If you ask a senior manager in an IT company today, they would say that they are Agile. Their explanation would be something as follows. They would say that they had followed waterfall and in some cases no development process at all for a good time period and that things had been all over the place. They would then go on to say that the management made a conscious decision to switch to Agile and that since then, everything had been smooth sailing.
Have you ever been brave enough to tell someone that they are not Agile? You may be told off, be treated as a traitor or as a mad man or even end up being reported to police ☺. The simple reason being that Agile is perceived as been ‘good’ or the ‘best’ in most people’s mind. It is like saying the other person that they are not ‘good’ or they are not the ‘best’.
People may say that they are agile simply because they have implemented the agile ceremonies or practices, gone through the agile principles defined in the manifesto and because they are diligently following the scrum ceremonies and getting on with feature development as early as possible. So, you can casually mention to them that ‘Hey, you are no longer agile, you’ve adopted immediate development as opposed to agile development.
Why have project management approaches come into being? During the initial stages of software development, may be in the 1980s and early 1990s, the development activities happened in an unstructured and ad-hoc manner where lan-driven or change-driven approaches were not in place. Like with any other industry, approaches and processes came into being to solve this problem. Waterfall, Iterative, Spiral and other approaches were introduced as a result. However, with time when ailments were found in the waterfall approach, the cure introduced by scholars and other management consultants was Agile.
Has it solved the problem?
We still take forever to deliver projects. Still there are issues in the requirements, code, and quality. Agile has not made things quicker but it has just given more flexibility in terms of requirements management at the expense of quality and predictability.
The Agile manifesto is like the bible to agile practitioners. Yet only a handful actually read the book word to word from start to end. Even if they read it, only a small number of people end up following it and that too follow it in a sensible manner.
Myself coming from Sri Lanka have worked in a company which is one of the best software companies to work in the country. The company has embraced agile diligently where even the CEO is a Certified Scrum Master. The company has a unique culture, where the staff is encouraged to develop soft skills, do extra activities such as sports, attending industry meet-ups, and having fun in addition to carrying out day-to-day work for customers. The positive vibe created means that the company gets the best resources and university students from the country. Simply put, the success is not attributable to Agile but to the staff working there. The team follows different flavours of Agile such as Scrum, Kanban and Lean. But most of all, they work with a fair amount of common sense and empathy.
Projects are unique in terms of requirements, constraints such as time, cost, effort and quality and in terms of expected outcomes. One size does not fit all. Hence, each project will face its own set of problems which results in the team requiring to make decisions while the project is in progress. Be it a waterfall based project or be it an agile project, every project team must face a bumpy ride during its duration. Hence common sense must prevail.
Even if you feel that you are a fully Agile company don’t you still face the following problems?

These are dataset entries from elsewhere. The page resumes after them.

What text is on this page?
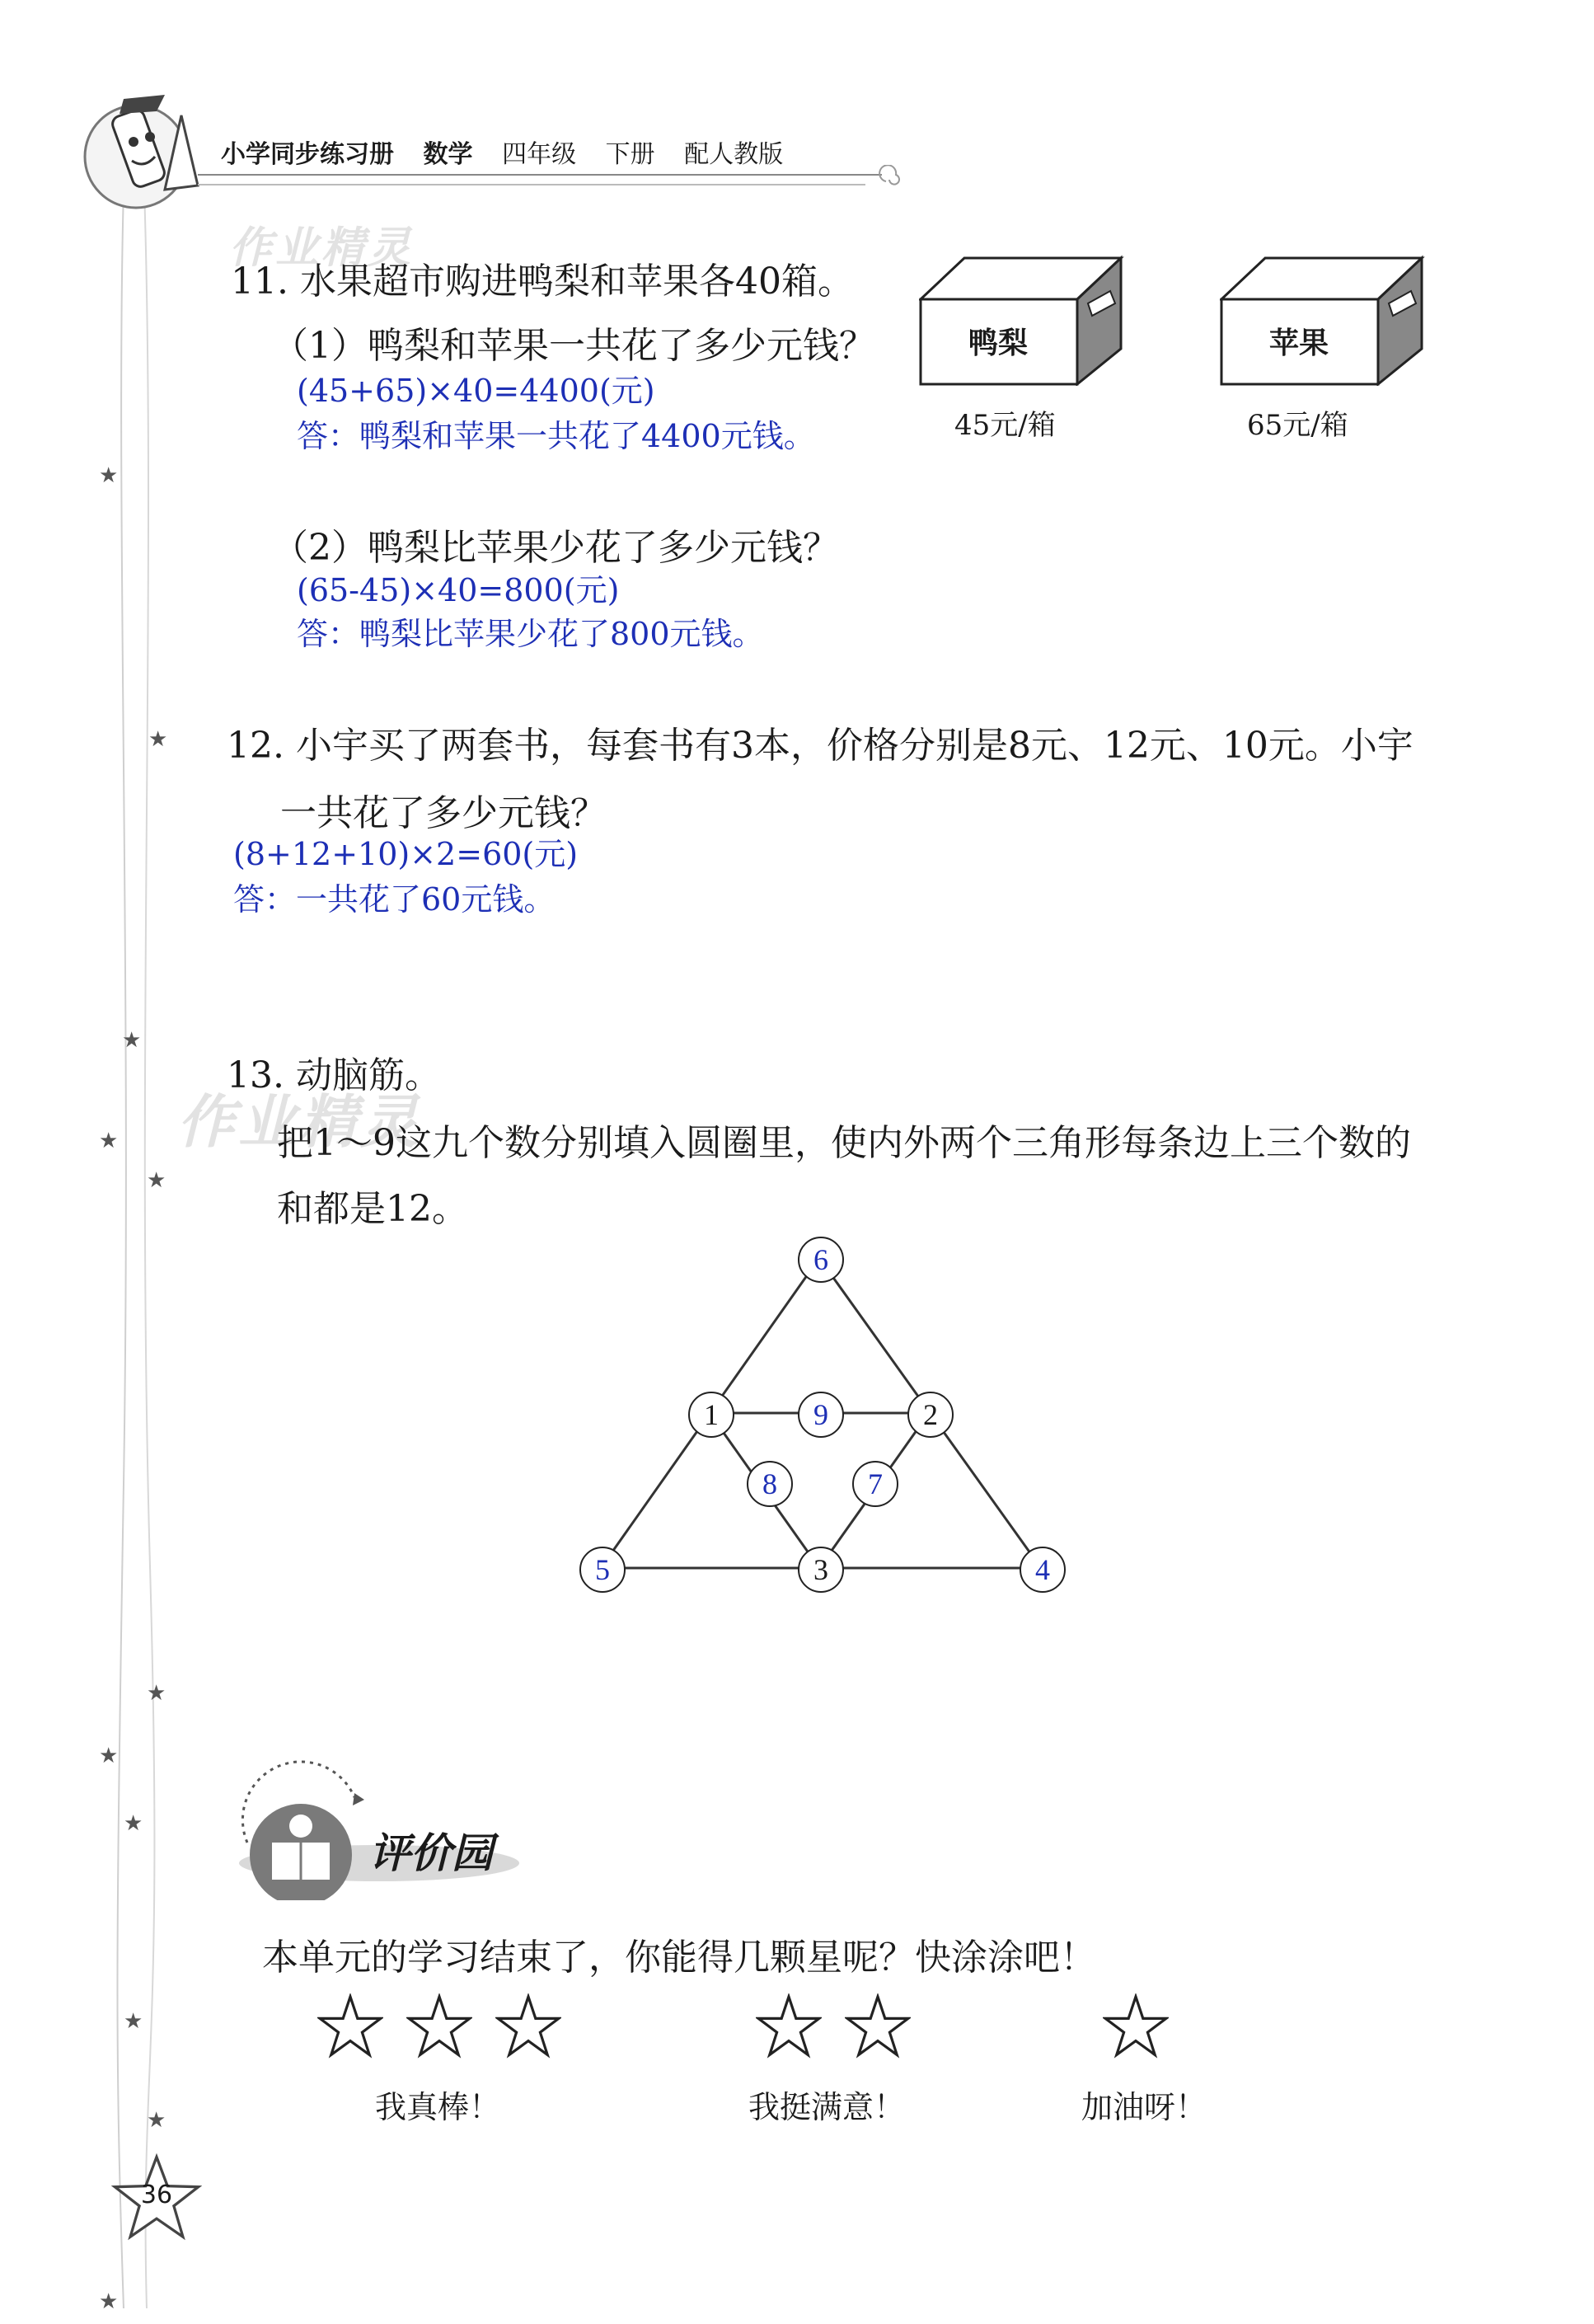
★
★
★
★
★
★
★
★
★
★
★
小学同步练习册 数学 四年级 下册 配人教版
作业精灵
作业精灵
11. 水果超市购进鸭梨和苹果各40箱。
（1）鸭梨和苹果一共花了多少元钱？
(45+65)×40=4400(元)
答：鸭梨和苹果一共花了4400元钱。
（2）鸭梨比苹果少花了多少元钱？
(65-45)×40=800(元)
答：鸭梨比苹果少花了800元钱。
鸭梨
45元/箱
苹果
65元/箱
12. 小宇买了两套书，每套书有3本，价格分别是8元、12元、10元。小宇
一共花了多少元钱？
(8+12+10)×2=60(元)
答：一共花了60元钱。
13. 动脑筋。
把1～9这九个数分别填入圆圈里，使内外两个三角形每条边上三个数的
和都是12。
6
1	9	2
8	7
5	3	4
评价园
本单元的学习结束了，你能得几颗星呢？快涂涂吧！
我真棒！	我挺满意！	加油呀！
36
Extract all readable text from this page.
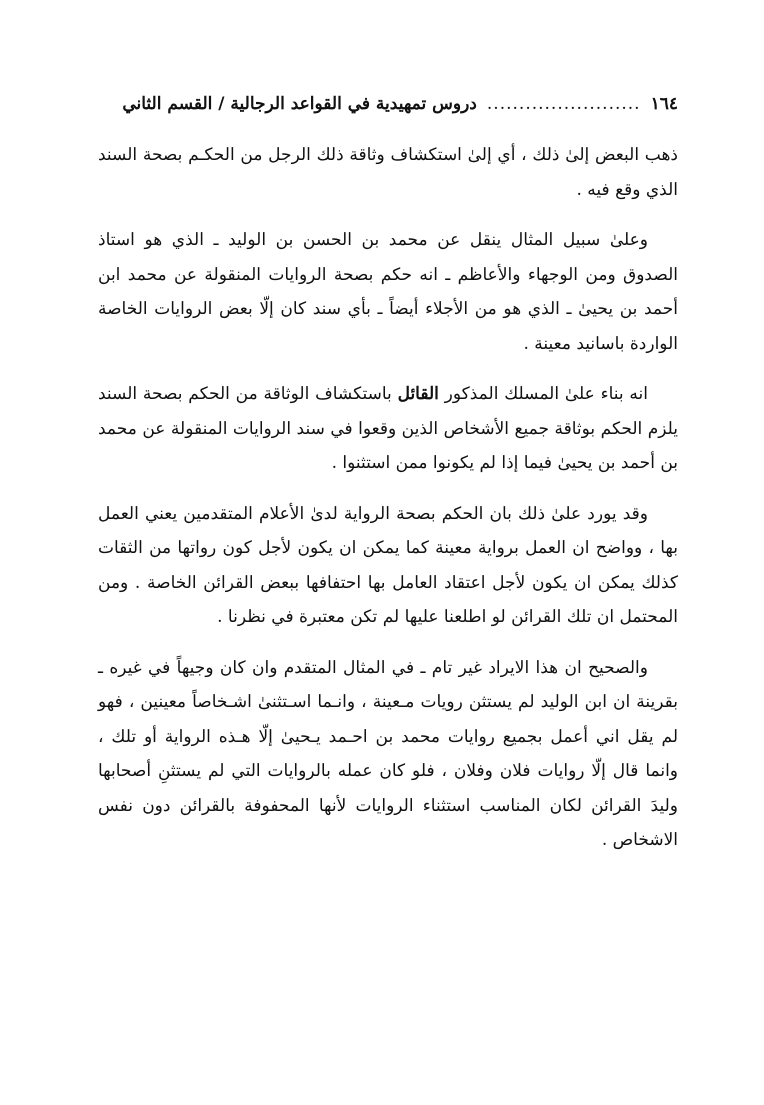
١٦٤
........................
دروس تمهيدية في القواعد الرجالية / القسم الثاني

ذهب البعض إلىٰ ذلك ، أي إلىٰ استكشاف وثاقة ذلك الرجل من الحكـم بصحة السند الذي وقع فيه .

وعلىٰ سبيل المثال ينقل عن محمد بن الحسن بن الوليد ـ الذي هو استاذ الصدوق ومن الوجهاء والأعاظم ـ انه حكم بصحة الروايات المنقولة عن محمد ابن أحمد بن يحيىٰ ـ الذي هو من الأجلاء أيضاً ـ بأي سند كان إلّا بعض الروايات الخاصة الواردة باسانيد معينة .

انه بناء علىٰ المسلك المذكور القائل باستكشاف الوثاقة من الحكم بصحة السند يلزم الحكم بوثاقة جميع الأشخاص الذين وقعوا في سند الروايات المنقولة عن محمد بن أحمد بن يحيىٰ فيما إذا لم يكونوا ممن استثنوا .

وقد يورد علىٰ ذلك بان الحكم بصحة الرواية لدىٰ الأعلام المتقدمين يعني العمل بها ، وواضح ان العمل برواية معينة كما يمكن ان يكون لأجل كون رواتها من الثقات كذلك يمكن ان يكون لأجل اعتقاد العامل بها احتفافها ببعض القرائن الخاصة . ومن المحتمل ان تلك القرائن لو اطلعنا عليها لم تكن معتبرة في نظرنا .

والصحيح ان هذا الايراد غير تام ـ في المثال المتقدم وان كان وجيهاً في غيره ـ بقرينة ان ابن الوليد لم يستثن رويات مـعينة ، وانـما اسـتثنىٰ اشـخاصاً معينين ، فهو لم يقل اني أعمل بجميع روايات محمد بن احـمد يـحيىٰ إلّا هـذه الرواية أو تلك ، وانما قال إلّا روايات فلان وفلان ، فلو كان عمله بالروايات التي لم يستثنِ أصحابها وليدَ القرائن لكان المناسب استثناء الروايات لأنها المحفوفة بالقرائن دون نفس الاشخاص .
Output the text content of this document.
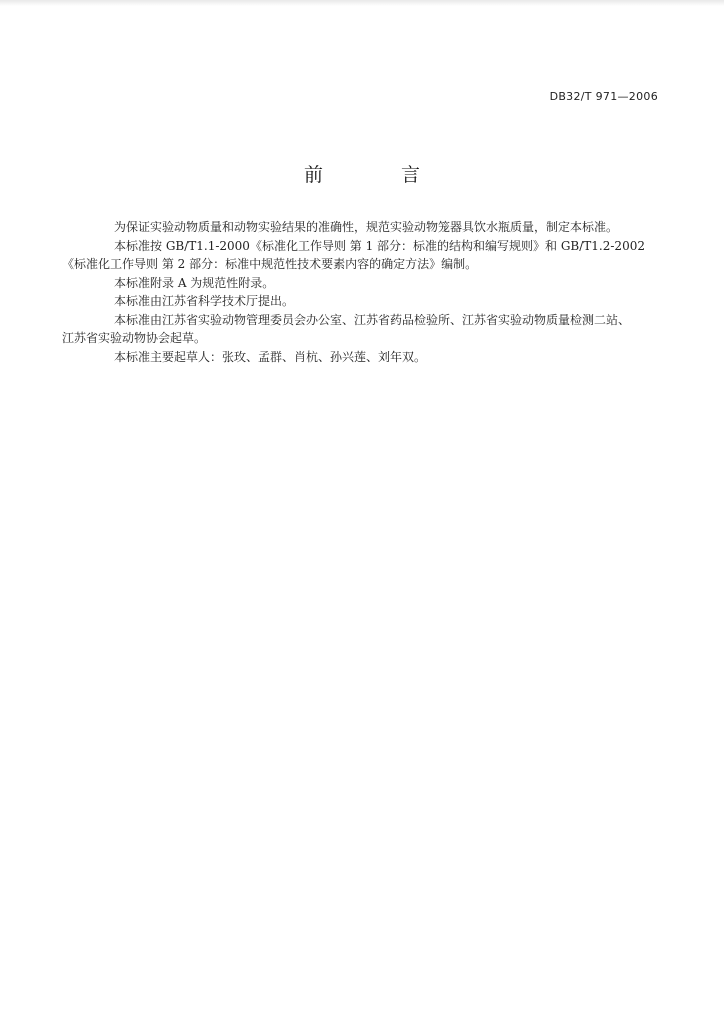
DB32/T 971—2006
前 言

为保证实验动物质量和动物实验结果的准确性，规范实验动物笼器具饮水瓶质量，制定本标准。

本标准按 GB/T1.1-2000《标准化工作导则 第 1 部分：标准的结构和编写规则》和 GB/T1.2-2002
《标准化工作导则 第 2 部分：标准中规范性技术要素内容的确定方法》编制。

本标准附录 A 为规范性附录。

本标准由江苏省科学技术厅提出。

本标准由江苏省实验动物管理委员会办公室、江苏省药品检验所、江苏省实验动物质量检测二站、
江苏省实验动物协会起草。

本标准主要起草人：张玫、孟群、肖杭、孙兴莲、刘年双。
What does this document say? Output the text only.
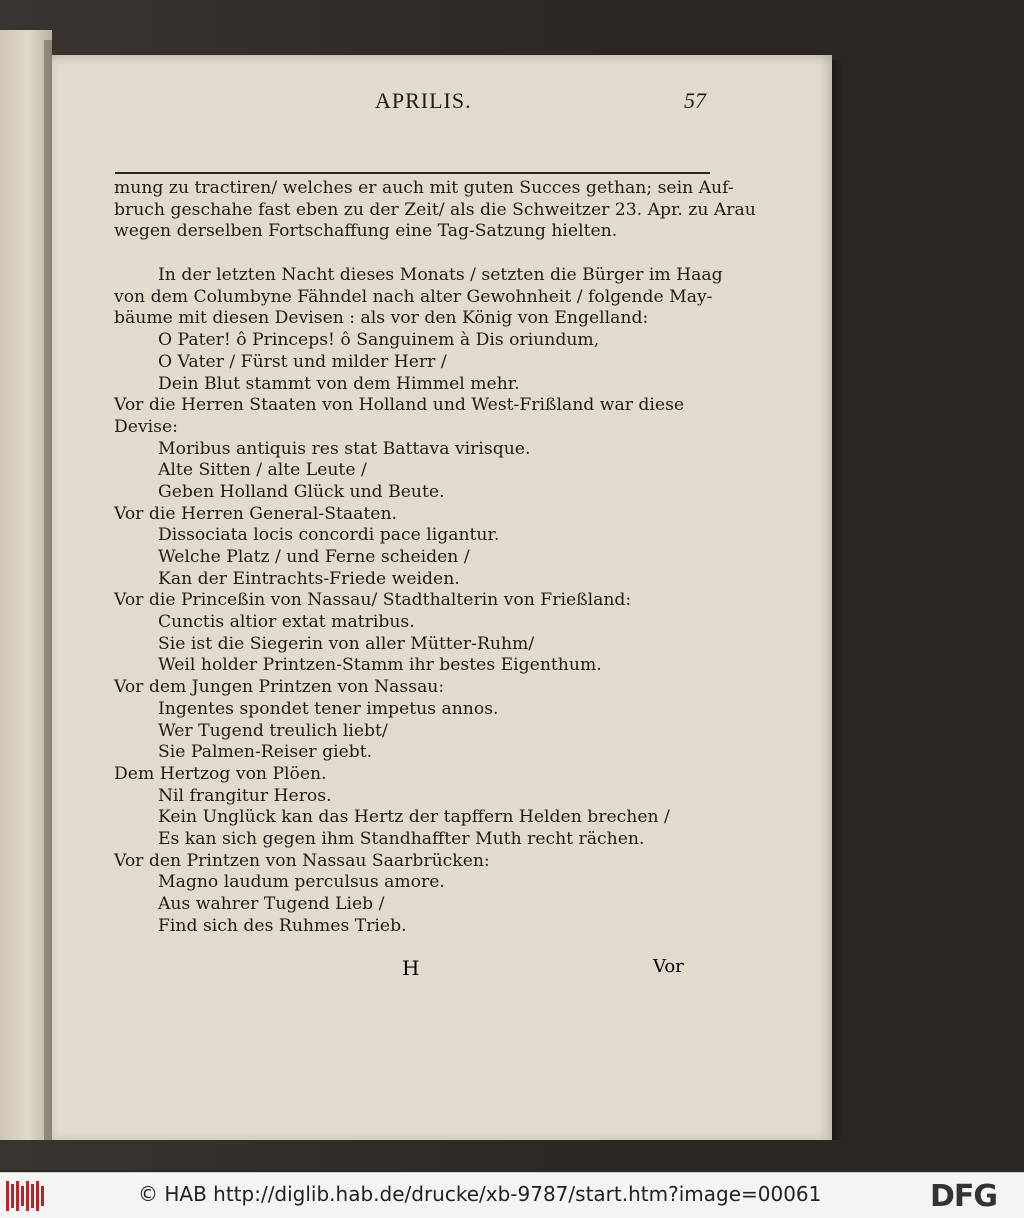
APRILIS.	57
mung zu tractiren/ welches er auch mit guten Succes gethan; sein Auf-
bruch geschahe fast eben zu der Zeit/ als die Schweitzer 23. Apr. zu Arau
wegen derselben Fortschaffung eine Tag-Satzung hielten.
In der letzten Nacht dieses Monats / setzten die Bürger im Haag
von dem Columbyne Fähndel nach alter Gewohnheit / folgende May-
bäume mit diesen Devisen : als vor den König von Engelland:
O Pater! ô Princeps! ô Sanguinem à Dis oriundum,
O Vater / Fürst und milder Herr /
Dein Blut stammt von dem Himmel mehr.
Vor die Herren Staaten von Holland und West-Frißland war diese
Devise:
Moribus antiquis res stat Battava virisque.
Alte Sitten / alte Leute /
Geben Holland Glück und Beute.
Vor die Herren General-Staaten.
Dissociata locis concordi pace ligantur.
Welche Platz / und Ferne scheiden /
Kan der Eintrachts-Friede weiden.
Vor die Princeßin von Nassau/ Stadthalterin von Frießland:
Cunctis altior extat matribus.
Sie ist die Siegerin von aller Mütter-Ruhm/
Weil holder Printzen-Stamm ihr bestes Eigenthum.
Vor dem Jungen Printzen von Nassau:
Ingentes spondet tener impetus annos.
Wer Tugend treulich liebt/
Sie Palmen-Reiser giebt.
Dem Hertzog von Plöen.
Nil frangitur Heros.
Kein Unglück kan das Hertz der tapffern Helden brechen /
Es kan sich gegen ihm Standhaffter Muth recht rächen.
Vor den Printzen von Nassau Saarbrücken:
Magno laudum perculsus amore.
Aus wahrer Tugend Lieb /
Find sich des Ruhmes Trieb.
H	Vor
© HAB http://diglib.hab.de/drucke/xb-9787/start.htm?image=00061	DFG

- Inability to finish planning during the specified sprint planning session
- Not getting the helicopter view of the project which results in horizon planning rather than long term planning. Planning being limited due to shorter sprint durations
- Looking at making complete architectural designs and not being confident in an evolving architecture
- Fear of having to do rework which may result in cost, time and quality overruns
- Continuous integration resulting in infrastructure, production scripts to be run over and over again
- Trouble in managing stakeholder expectations as well as the stakeholders not being able to define requirements well ahead thinking that things can be changed any time
- Team members getting on with development without properly discussing requirements, designs and progress
Above are only a few of the problems with Agile teams. I’m sure that there are many more.
So, how do we get out of these problems. It’s so simple. It has to be through common sense. Common sense must prevail as to how blockers are removed, how work can progress without detailed requirements or designs, how to best utilize technical and physical resources to develop and deploy solutions and so on.
As an IT professional, the best approach is to take one day at a time or even one hour at a time. Be ready for change and be able to adapt to situations. Discuss and argue, but make a conclusive decision to make conscious, rational decisions. This will help projects to succeed.